There’s only so much any one of us can know about the Monument. With support from the Mellon Foundation, this project is our attempt to help grow a community engaged and invested in its future. Our first steps toward this are to:
Host four public conversations in 2026, featuring visiting national scholars and local leaders. Each event will be an exploration of Monument Circle’s history and present, seeking to integrate expanded histories and community voices into its interpretation and future planning. We’ll get to walk around the Circle and have drinks together, too.
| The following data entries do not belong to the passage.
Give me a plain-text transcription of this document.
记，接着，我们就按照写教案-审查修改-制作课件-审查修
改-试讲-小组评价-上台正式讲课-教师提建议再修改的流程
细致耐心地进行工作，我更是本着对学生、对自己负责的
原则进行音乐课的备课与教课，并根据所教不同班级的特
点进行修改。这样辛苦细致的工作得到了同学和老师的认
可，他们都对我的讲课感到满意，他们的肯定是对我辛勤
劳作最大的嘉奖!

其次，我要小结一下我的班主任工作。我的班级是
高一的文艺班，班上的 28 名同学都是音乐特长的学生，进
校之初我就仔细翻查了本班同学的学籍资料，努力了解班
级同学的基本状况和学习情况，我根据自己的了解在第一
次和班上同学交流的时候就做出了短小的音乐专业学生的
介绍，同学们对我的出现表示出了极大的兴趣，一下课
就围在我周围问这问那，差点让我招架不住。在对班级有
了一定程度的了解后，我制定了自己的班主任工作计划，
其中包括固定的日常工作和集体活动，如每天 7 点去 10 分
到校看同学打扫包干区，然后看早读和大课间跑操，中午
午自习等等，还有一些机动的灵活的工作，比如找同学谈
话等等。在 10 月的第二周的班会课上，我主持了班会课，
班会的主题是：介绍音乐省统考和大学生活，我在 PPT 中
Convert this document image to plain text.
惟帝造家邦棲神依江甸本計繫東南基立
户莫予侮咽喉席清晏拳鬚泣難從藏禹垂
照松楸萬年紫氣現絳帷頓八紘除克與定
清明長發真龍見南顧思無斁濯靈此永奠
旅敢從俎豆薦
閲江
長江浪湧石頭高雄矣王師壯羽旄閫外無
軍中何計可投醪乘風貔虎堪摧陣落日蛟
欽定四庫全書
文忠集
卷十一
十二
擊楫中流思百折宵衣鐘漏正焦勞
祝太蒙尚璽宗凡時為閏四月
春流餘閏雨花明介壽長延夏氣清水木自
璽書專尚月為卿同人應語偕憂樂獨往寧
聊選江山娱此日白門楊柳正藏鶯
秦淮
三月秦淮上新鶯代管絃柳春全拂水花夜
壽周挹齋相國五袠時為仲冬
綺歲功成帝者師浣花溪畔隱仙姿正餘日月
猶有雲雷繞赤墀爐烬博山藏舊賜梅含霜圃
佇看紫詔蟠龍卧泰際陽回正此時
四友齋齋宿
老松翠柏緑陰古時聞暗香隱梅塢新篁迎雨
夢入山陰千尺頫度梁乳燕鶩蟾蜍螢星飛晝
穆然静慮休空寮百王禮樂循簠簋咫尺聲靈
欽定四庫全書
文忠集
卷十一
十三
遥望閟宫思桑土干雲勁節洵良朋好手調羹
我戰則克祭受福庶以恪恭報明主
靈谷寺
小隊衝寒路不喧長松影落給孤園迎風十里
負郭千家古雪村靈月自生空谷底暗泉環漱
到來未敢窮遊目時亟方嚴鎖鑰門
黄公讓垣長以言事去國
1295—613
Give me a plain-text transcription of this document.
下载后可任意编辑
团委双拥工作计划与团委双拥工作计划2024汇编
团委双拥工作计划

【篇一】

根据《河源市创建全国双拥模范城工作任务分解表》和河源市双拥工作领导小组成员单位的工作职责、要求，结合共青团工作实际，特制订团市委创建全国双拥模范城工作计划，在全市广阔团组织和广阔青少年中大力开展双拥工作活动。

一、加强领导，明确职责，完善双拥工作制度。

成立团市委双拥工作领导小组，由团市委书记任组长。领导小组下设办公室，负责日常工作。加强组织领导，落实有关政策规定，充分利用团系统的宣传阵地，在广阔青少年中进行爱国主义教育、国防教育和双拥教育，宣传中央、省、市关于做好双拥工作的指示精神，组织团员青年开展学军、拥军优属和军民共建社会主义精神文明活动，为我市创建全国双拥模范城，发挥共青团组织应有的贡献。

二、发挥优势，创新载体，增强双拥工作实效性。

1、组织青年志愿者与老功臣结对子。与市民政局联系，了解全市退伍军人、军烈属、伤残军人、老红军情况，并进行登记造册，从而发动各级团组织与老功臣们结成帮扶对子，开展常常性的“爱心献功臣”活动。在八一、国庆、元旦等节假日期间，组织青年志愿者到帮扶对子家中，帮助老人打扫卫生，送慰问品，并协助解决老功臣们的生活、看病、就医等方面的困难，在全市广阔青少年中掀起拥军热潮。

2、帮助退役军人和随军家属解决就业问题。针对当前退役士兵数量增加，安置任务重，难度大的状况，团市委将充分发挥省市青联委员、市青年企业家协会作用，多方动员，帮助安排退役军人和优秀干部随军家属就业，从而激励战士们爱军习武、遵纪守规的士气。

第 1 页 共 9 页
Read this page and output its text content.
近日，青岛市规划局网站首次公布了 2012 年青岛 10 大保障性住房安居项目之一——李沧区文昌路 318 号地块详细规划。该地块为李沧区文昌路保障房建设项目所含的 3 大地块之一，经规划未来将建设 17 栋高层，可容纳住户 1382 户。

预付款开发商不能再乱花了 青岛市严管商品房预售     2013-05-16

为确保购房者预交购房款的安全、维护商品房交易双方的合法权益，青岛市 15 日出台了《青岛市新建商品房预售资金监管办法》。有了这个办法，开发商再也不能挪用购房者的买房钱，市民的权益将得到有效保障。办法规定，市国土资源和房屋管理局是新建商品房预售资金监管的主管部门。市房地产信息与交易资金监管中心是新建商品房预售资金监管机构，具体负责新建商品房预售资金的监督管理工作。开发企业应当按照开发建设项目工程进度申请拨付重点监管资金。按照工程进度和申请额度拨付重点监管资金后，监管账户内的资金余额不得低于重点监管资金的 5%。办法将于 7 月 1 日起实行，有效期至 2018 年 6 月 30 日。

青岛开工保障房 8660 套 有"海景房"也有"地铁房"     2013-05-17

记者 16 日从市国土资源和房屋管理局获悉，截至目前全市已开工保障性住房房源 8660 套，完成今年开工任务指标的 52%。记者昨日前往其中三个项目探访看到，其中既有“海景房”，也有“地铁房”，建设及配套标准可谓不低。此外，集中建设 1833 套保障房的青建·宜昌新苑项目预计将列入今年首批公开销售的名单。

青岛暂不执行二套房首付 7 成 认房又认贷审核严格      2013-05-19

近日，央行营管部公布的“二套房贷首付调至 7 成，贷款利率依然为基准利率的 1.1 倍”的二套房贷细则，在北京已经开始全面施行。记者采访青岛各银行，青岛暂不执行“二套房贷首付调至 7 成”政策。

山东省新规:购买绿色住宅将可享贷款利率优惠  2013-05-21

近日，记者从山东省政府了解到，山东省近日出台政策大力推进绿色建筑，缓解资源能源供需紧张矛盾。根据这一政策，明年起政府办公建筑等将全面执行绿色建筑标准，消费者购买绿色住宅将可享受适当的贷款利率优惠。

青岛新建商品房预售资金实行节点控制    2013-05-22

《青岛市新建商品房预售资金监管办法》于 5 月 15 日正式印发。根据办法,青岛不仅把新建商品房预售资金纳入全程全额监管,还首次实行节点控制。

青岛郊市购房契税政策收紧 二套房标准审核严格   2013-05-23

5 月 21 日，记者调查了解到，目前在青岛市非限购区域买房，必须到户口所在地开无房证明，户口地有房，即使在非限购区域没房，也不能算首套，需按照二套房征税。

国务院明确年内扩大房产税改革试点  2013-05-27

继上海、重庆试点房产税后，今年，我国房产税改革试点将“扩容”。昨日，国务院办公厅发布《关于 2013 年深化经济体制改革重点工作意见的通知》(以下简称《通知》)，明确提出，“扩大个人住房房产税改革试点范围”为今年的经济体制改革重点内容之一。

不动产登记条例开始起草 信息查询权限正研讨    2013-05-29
Work with research partners to develop a custom artificial intelligence model that will enable the Soldiers & Sailors Monument to “speak”, sharing layered histories, archival photography, and public memory from multiple perspectives. It will be a key research tool of the project, enabling us to gather knowledge, explore ethical approaches to AI, and work to build an accessible model that aligns with how we learn today.
Both efforts aim to get Indianapolis talking not just about the Monument but with the Monument, engaging with its history and considering its role in our lives today. There’s much I have to learn, and I’d much rather learn in community with all of you than by my lonesome at my computer.
I hope you’ll join me at the Circle and consider this question: What will you ask the monument?